Endothelial fenestrae control the exchange of fluids, solutes and particles between the sinusoidal lumen and the microvillous surface of the parenchymal cells. Fenestrae have a critical dimension in the order of 150-200 nm, making it necessary to use microscopes with a resolution better than the light microscope. Comparative whole-mount preparations of isolated, purified and cultured rat liver sinusoidal endothelial cells (LEC) were studied by scanning electron microscopy (SEM), transmission electron microscopy (TEM) and atomic force microscopy (AFM).
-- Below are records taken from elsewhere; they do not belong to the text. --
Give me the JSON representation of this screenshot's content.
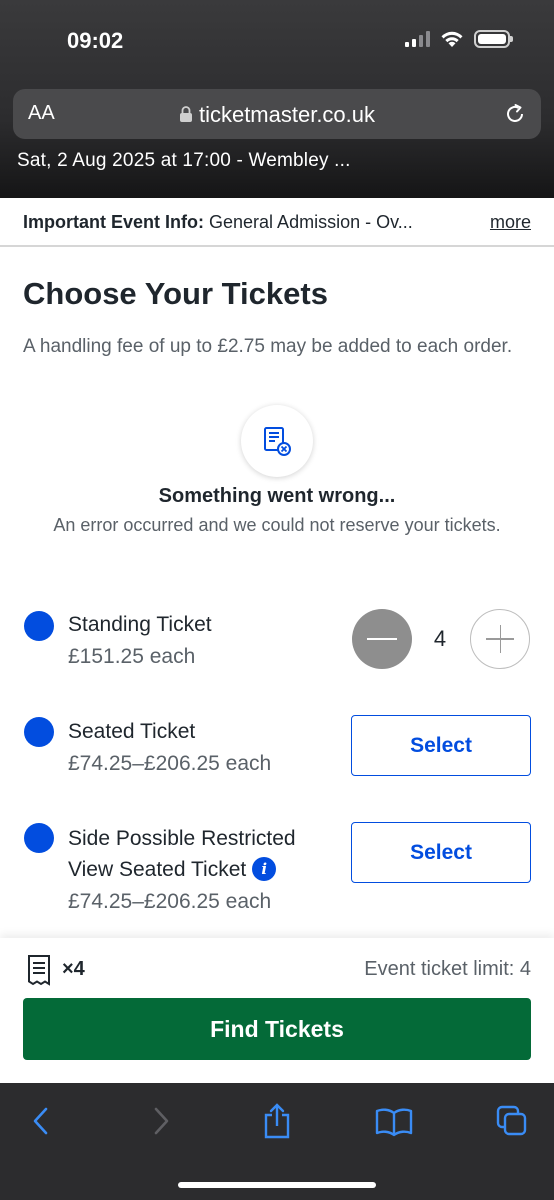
{
  "status_bar": {
    "time": "09:02"
  },
  "browser": {
    "aa_label": "AA",
    "url": "ticketmaster.co.uk",
    "event_strip": "Sat, 2 Aug 2025 at 17:00 -  Wembley ..."
  },
  "info_bar": {
    "label": "Important Event Info:",
    "text": "General Admission - Ov...",
    "more": "more"
  },
  "main": {
    "title": "Choose Your Tickets",
    "fee_note": "A handling fee of up to £2.75 may be added to each order.",
    "error": {
      "title": "Something went wrong...",
      "message": "An error occurred and we could not reserve your tickets."
    },
    "tickets": [
      {
        "name": "Standing Ticket",
        "price": "£151.25 each",
        "quantity": "4"
      },
      {
        "name": "Seated Ticket",
        "price": "£74.25–£206.25 each",
        "button": "Select"
      },
      {
        "name_line1": "Side Possible Restricted",
        "name_line2": "View Seated Ticket",
        "price": "£74.25–£206.25 each",
        "button": "Select",
        "info_glyph": "i"
      }
    ]
  },
  "footer": {
    "ticket_count": "×4",
    "limit": "Event ticket limit: 4",
    "find_button": "Find Tickets"
  },
  "colors": {
    "accent_blue": "#024ddf",
    "find_green": "#046a38",
    "stepper_minus": "#8e8e8e"
  },
  "icons": {
    "status": [
      "signal-icon",
      "wifi-icon",
      "battery-icon"
    ],
    "toolbar": [
      "back-icon",
      "forward-icon",
      "share-icon",
      "bookmarks-icon",
      "tabs-icon"
    ]
  }
}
Examination of detergent-extracted LEC by SEM and TEM shows an integral cytoskeleton: sieve plates are delineated by a sieve plate-associated cytoskeleton ring and fenestrae by a fenestrae-associated cytoskeleton ring. By using microtubule altering agents we could demonstrate: (1) the architectural role of microtubules in arranging fenestrae, (2) the existence of a population of microtubules resistant against low temperature and colchicine, (3) the ability of LEC to shift the microtubule assembly-disassembly steady state under various conditions, (4) and the necessity of an intact microtubular cytoskeleton to support the increase in the number of fenestrae after cytochalasin B. Topographical examinations of AFM images revealed that sieve plates are delineated by elevated borders, probably projections of the underlying tubular cytoskeleton.